The paper introduces V‑ABFT, a variance‑based adaptive threshold algorithm for algorithm‑based fault tolerance (ABFT) in matrix multiplication, targeting the silent data corruptions (SDCs) that increasingly affect large‑scale deep‑learning workloads. Traditional threshold determination methods suffer from either excessive conservatism (analytical bounds), heavy calibration effort (experimental), or overly loose probabilistic bounds (A‑ABFT), which can be 160‑4200× larger than the actual rounding errors. V‑ABFT tackles this by directly modeling the verification difference E between the checksum‑based and direct‑row‑sum verification paths, rather than bounding each component separately.

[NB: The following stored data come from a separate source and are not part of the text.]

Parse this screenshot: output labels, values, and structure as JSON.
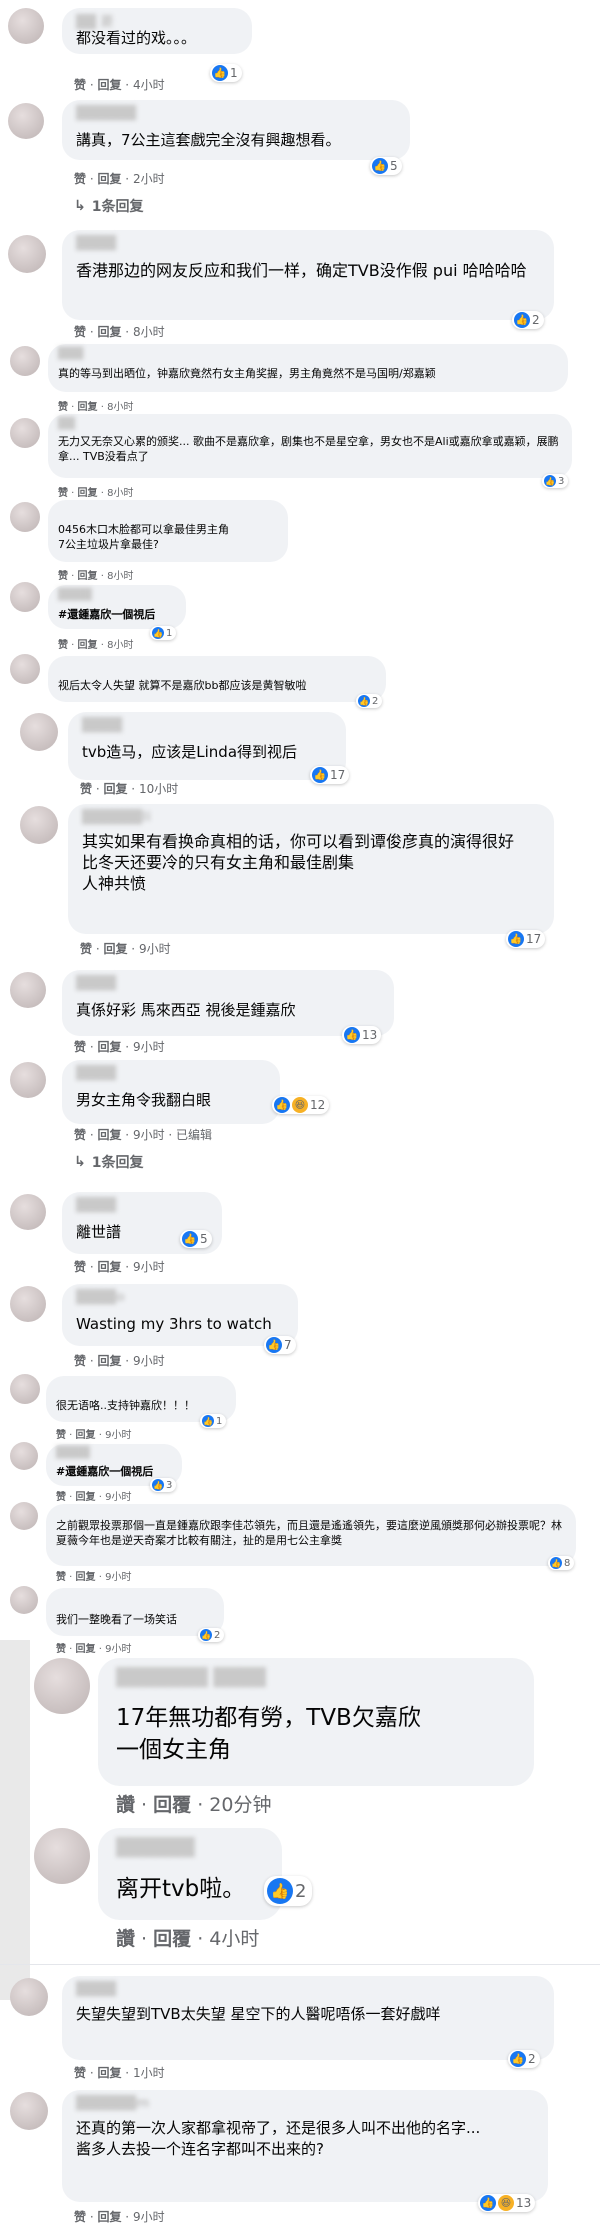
{
  "actions": {
    "like": "赞",
    "reply": "回复",
    "like_trad": "讚",
    "reply_trad": "回覆"
  },
  "comments": [
    {
      "text": "都没看过的戏。。。",
      "time": "4小时",
      "reactions": "1"
    },
    {
      "text": "講真，7公主這套戲完全沒有興趣想看。",
      "time": "2小时",
      "reactions": "5",
      "replies": "1条回复"
    },
    {
      "text": "香港那边的网友反应和我们一样，确定TVB没作假 pui 哈哈哈哈",
      "time": "8小时",
      "reactions": "2"
    },
    {
      "text": "真的等马到出晒位，钟嘉欣竟然冇女主角奖握，男主角竟然不是马国明/郑嘉颖",
      "time": "8小时"
    },
    {
      "text": "无力又无奈又心累的颁奖... 歌曲不是嘉欣拿，剧集也不是星空拿，男女也不是Ali或嘉欣拿或嘉颖，展鹏拿... TVB没看点了",
      "time": "8小时",
      "reactions": "3"
    },
    {
      "text": "0456木口木脸都可以拿最佳男主角\n7公主垃圾片拿最佳?",
      "time": "8小时"
    },
    {
      "text": "#還鍾嘉欣一個視后",
      "time": "8小时",
      "reactions": "1"
    },
    {
      "text": "视后太令人失望 就算不是嘉欣bb都应该是黄智敏啦",
      "time": "8小时",
      "reactions": "2"
    },
    {
      "text": "tvb造马，应该是Linda得到视后",
      "time": "10小时",
      "reactions": "17"
    },
    {
      "text": "其实如果有看换命真相的话，你可以看到谭俊彦真的演得很好\n比冬天还要冷的只有女主角和最佳剧集\n人神共愤",
      "time": "9小时",
      "reactions": "17"
    },
    {
      "text": "真係好彩 馬來西亞 視後是鍾嘉欣",
      "time": "9小时",
      "reactions": "13"
    },
    {
      "text": "男女主角令我翻白眼",
      "time": "9小时",
      "edited": "已编辑",
      "reactions": "12",
      "replies": "1条回复"
    },
    {
      "text": "離世譜",
      "time": "9小时",
      "reactions": "5"
    },
    {
      "text": "Wasting my 3hrs to watch",
      "time": "9小时",
      "reactions": "7"
    },
    {
      "text": "很无语咯..支持钟嘉欣！！！",
      "time": "9小时",
      "reactions": "1"
    },
    {
      "text": "#還鍾嘉欣一個視后",
      "time": "9小时",
      "reactions": "3"
    },
    {
      "text": "之前觀眾投票那個一直是鍾嘉欣跟李佳芯領先，而且還是遙遙領先，要這麼逆風頒獎那何必辦投票呢？林夏薇今年也是逆天奇案才比較有關注，扯的是用七公主拿獎",
      "time": "9小时",
      "reactions": "8"
    },
    {
      "text": "我们一整晚看了一场笑话",
      "time": "9小时",
      "reactions": "2"
    },
    {
      "text": "17年無功都有勞，TVB欠嘉欣一個女主角",
      "time": "20分钟"
    },
    {
      "text": "离开tvb啦。",
      "time": "4小时",
      "reactions": "2"
    },
    {
      "text": "失望失望到TVB太失望 星空下的人醫呢唔係一套好戲咩",
      "time": "1小时",
      "reactions": "2"
    },
    {
      "text": "还真的第一次人家都拿视帝了，还是很多人叫不出他的名字...\n酱多人去投一个连名字都叫不出来的?",
      "time": "9小时",
      "reactions": "13"
    }
  ],
  "colors": {
    "like_blue": "#1877f2",
    "bubble_bg": "#f0f2f5",
    "meta_gray": "#65676b",
    "emoji_yellow": "#f7b125"
  }
}
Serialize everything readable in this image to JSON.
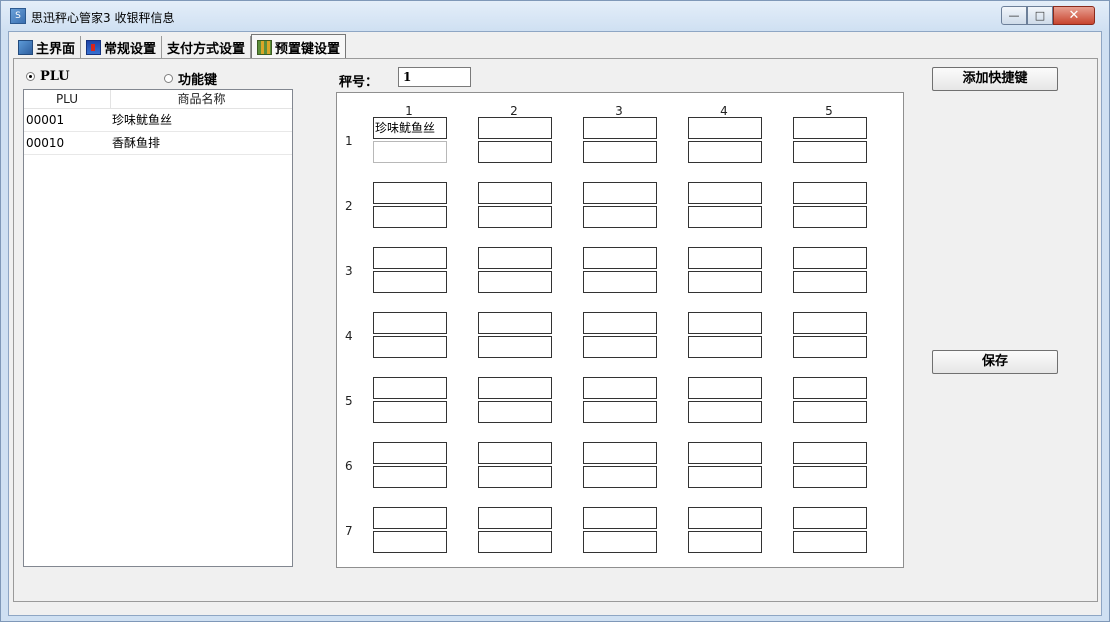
{
  "window": {
    "title": "思迅秤心管家3  收银秤信息"
  },
  "tabs": [
    {
      "label": "主界面",
      "icon": "home-icon"
    },
    {
      "label": "常规设置",
      "icon": "settings-icon"
    },
    {
      "label": "支付方式设置",
      "icon": ""
    },
    {
      "label": "预置键设置",
      "icon": "keys-icon"
    }
  ],
  "mode": {
    "plu_label": "PLU",
    "func_label": "功能键",
    "selected": "PLU"
  },
  "plu_list": {
    "headers": {
      "plu": "PLU",
      "name": "商品名称"
    },
    "rows": [
      {
        "plu": "00001",
        "name": "珍味鱿鱼丝"
      },
      {
        "plu": "00010",
        "name": "香酥鱼排"
      }
    ]
  },
  "scale": {
    "label": "秤号：",
    "value": "1"
  },
  "grid": {
    "columns": [
      "1",
      "2",
      "3",
      "4",
      "5"
    ],
    "rows": [
      "1",
      "2",
      "3",
      "4",
      "5",
      "6",
      "7"
    ],
    "cell_1_1_top": "珍味鱿鱼丝"
  },
  "buttons": {
    "add_shortcut": "添加快捷键",
    "save": "保存"
  }
}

The authors decompose each matrix row into a mean μ and a standard deviation σ, treating the residuals as unit‑variance random variables. By introducing per‑row/column aggregates αₖ and βₖ that capture the average and variance of the relative rounding‑error factors eₖₙ between the two computation paths, the verification difference E is expressed as a sum of four terms: a deterministic bias (proportional to N·μ_A·μ_B), a “random B” term (√N·μ_A·σ_B·βₖ·b′ₖ), a “random A” term (√K·σ_A·μ_B·αₖ·aₘₖ), and an interaction term (√(NK)·σ_A·σ_B·αₖ·βₖ·aₘₖ·b′ₖ). Assuming independence of the random components, the variance of the random part is simply the sum of the variances of the second and third terms, while the interaction term is handled via a confidence multiplier.

A key technical contribution is the use of an extrema‑variance bound: for any data set, σ² ≤ (max − μ)(μ − min). This bound requires only the maximum, minimum, and mean of each row/column, which can be obtained in a single linear pass, yielding O(n) complexity. In contrast, A‑ABFT needs O(p·n) work to locate the p largest values. Using this bound, V‑ABFT computes an adaptive error coefficient e_max, defined as the maximum observed |E| divided by the absolute checksum magnitude, which captures the worst‑case relative rounding error between the two paths.